A week ago I got a small jolt when I opened my mailbox to find a letter with a return address titled “ABOUT.COM LAWSUIT.” After opening it, though, it tripped me down memory lane.
DIYmedia.net is a direct outgrowth of a project I began, literally, as a second-income (for pocket change). That was my stint as Pirate/Free Radio “Guide” for a firm called the Mining Company. This was 1996: the Interwebs was just catching fire, and search engines generally sucked.
The Mining Company’s business model was to hire “Guides” to oversee websites on specific topics. Guide duties included writing one feature story a week on their assigned subject and maintaining a well-organized links library (to outdo the search engine), for which we were paid a modest monthly stipend.
When miningco.com went live in March of 1997, I was one of ~60 “live at launch” Guides. The service caught on; traffic increased and, as knowledge is relatively infinite, so did the number of Guides. This all happened during the 80’s-like years of the late 1990s – fast money from nowhere, and scruples to boot.
To make a long story short, The Mining Company changed its name to About.com in 1999, and went public on NASDAQ. It’s founders and staff made a killing, and us Guides got some scratch too (I paid off my undergrad student loans and car). I even got featured in a radio commercial pimping the goodness of pirate radio that played in the top 10 U.S. markets (sublime!).
After that, the party started winding down.
Now responsive to investors, who demanded that dot-coms show profit, About.com began a series of contortions to maintain solulbility. This involved some downsizing, a revolving-door staff, and (at first) subtle changes to Guide contracts which began to squeeze our monthly income.
As entrepreneurs tend to be, the Mining Company’s founders saw the writing on the wall first, and sold out to a company called Primedia in 2000. Primedia is the media division of a vulture-capitalist firm called Kohlberg Kravis Roberts (KKR) – a firm who specializes in acquiring distressed companies, gutting them, and then selling the carcasses for a profit.
One of Primedia’s first moves was to obfuscate the data on which site traffic (and income) was calculated, and pile more work on the Guides. As time went on, we were treated more like employees than independent contractors. Add in a massive slash to Guides’ pay and the (seemingly) arbitrary “classification” of GuideSites into a variety of categories (killing off our communal spirit), and the stage for a revolt was set. I parted ways with the company in 2002, taking my content with me (as I had the legal right to do).

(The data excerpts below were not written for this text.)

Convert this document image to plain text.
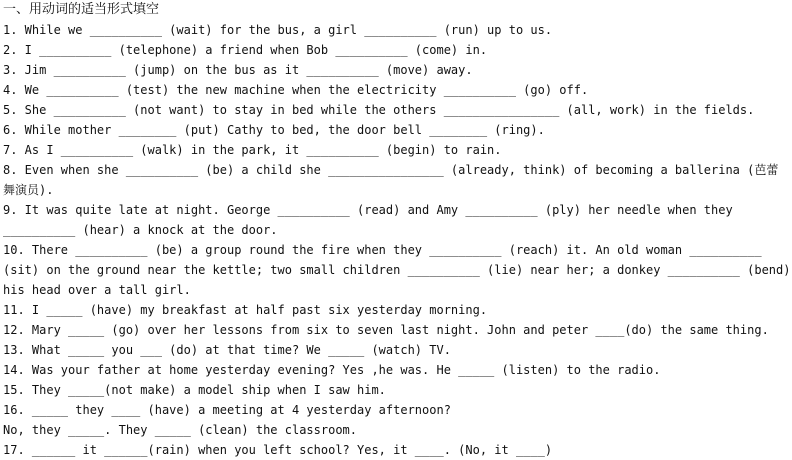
一、用动词的适当形式填空
1. While we __________ (wait) for the bus, a girl __________ (run) up to us.
2. I __________ (telephone) a friend when Bob __________ (come) in.
3. Jim __________ (jump) on the bus as it __________ (move) away.
4. We __________ (test) the new machine when the electricity __________ (go) off.
5. She __________ (not want) to stay in bed while the others ________________ (all, work) in the fields.
6. While mother ________ (put) Cathy to bed, the door bell ________ (ring).
7. As I __________ (walk) in the park, it __________ (begin) to rain.
8. Even when she __________ (be) a child she ________________ (already, think) of becoming a ballerina (芭蕾
舞演员).
9. It was quite late at night. George __________ (read) and Amy __________ (ply) her needle when they
__________ (hear) a knock at the door.
10. There __________ (be) a group round the fire when they __________ (reach) it. An old woman __________
(sit) on the ground near the kettle; two small children __________ (lie) near her; a donkey __________ (bend)
his head over a tall girl.
11. I _____ (have) my breakfast at half past six yesterday morning.
12. Mary _____ (go) over her lessons from six to seven last night. John and peter ____(do) the same thing.
13. What _____ you ___ (do) at that time? We _____ (watch) TV.
14. Was your father at home yesterday evening? Yes ,he was. He _____ (listen) to the radio.
15. They _____(not make) a model ship when I saw him.
16. _____ they ____ (have) a meeting at 4 yesterday afternoon?
No, they _____. They _____ (clean) the classroom.
17. ______ it ______(rain) when you left school? Yes, it ____. (No, it ____)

In March of 2002, 34 Guides filed a class-action notice against About.com. This was amended in November to include some 85 current and former Guides, and sued Primedia and About.com’s progenitors under a variety of allegations, including disingenuous accounting, arbitrary contractual changes without consent, and labor law violations. 41 of us gave notarized depositions in the case.
The wheels of justice grind slowly: About.com was sold from Primedia to the New York Times Company in 2005 for $410 million, of which Guides did not see a dime.
The pundits were dubious: how does the law classify virtual labor? Quite rightly, it turns out.
Fast-forward to 2007: after years of discovery, motions, and countermotions, the Federal District Court for the Southern District of New York found summary judgment in favor of some of our claims, clearing the way for a trial.
Given that About.com’s run through thousands of Guides in its 13-year history, there’s bound to be other parties who were harmed post-hoc. In the intervening two years the subject was debated, and last year, it turned out, the court certified our case as a class-action.
That set the stage for settlement negotiations, the terms of which were apparently just recently agreed upon. In a nutshell, Primedia/About.com et. al. will pay out north of $5.575 million to settle all claims without admitting guilt. The settlement will go before the courts for final disposition on October 7.
It sounds like a lot of money, but when you subtract attorney’s fees, claim administration, and myriad other costs you’re not left with much. It’s not like I’m reliving the days of 10 years ago, but now I can afford some dire repairs to the car I bought (in part, with About.com boodle, and still drive).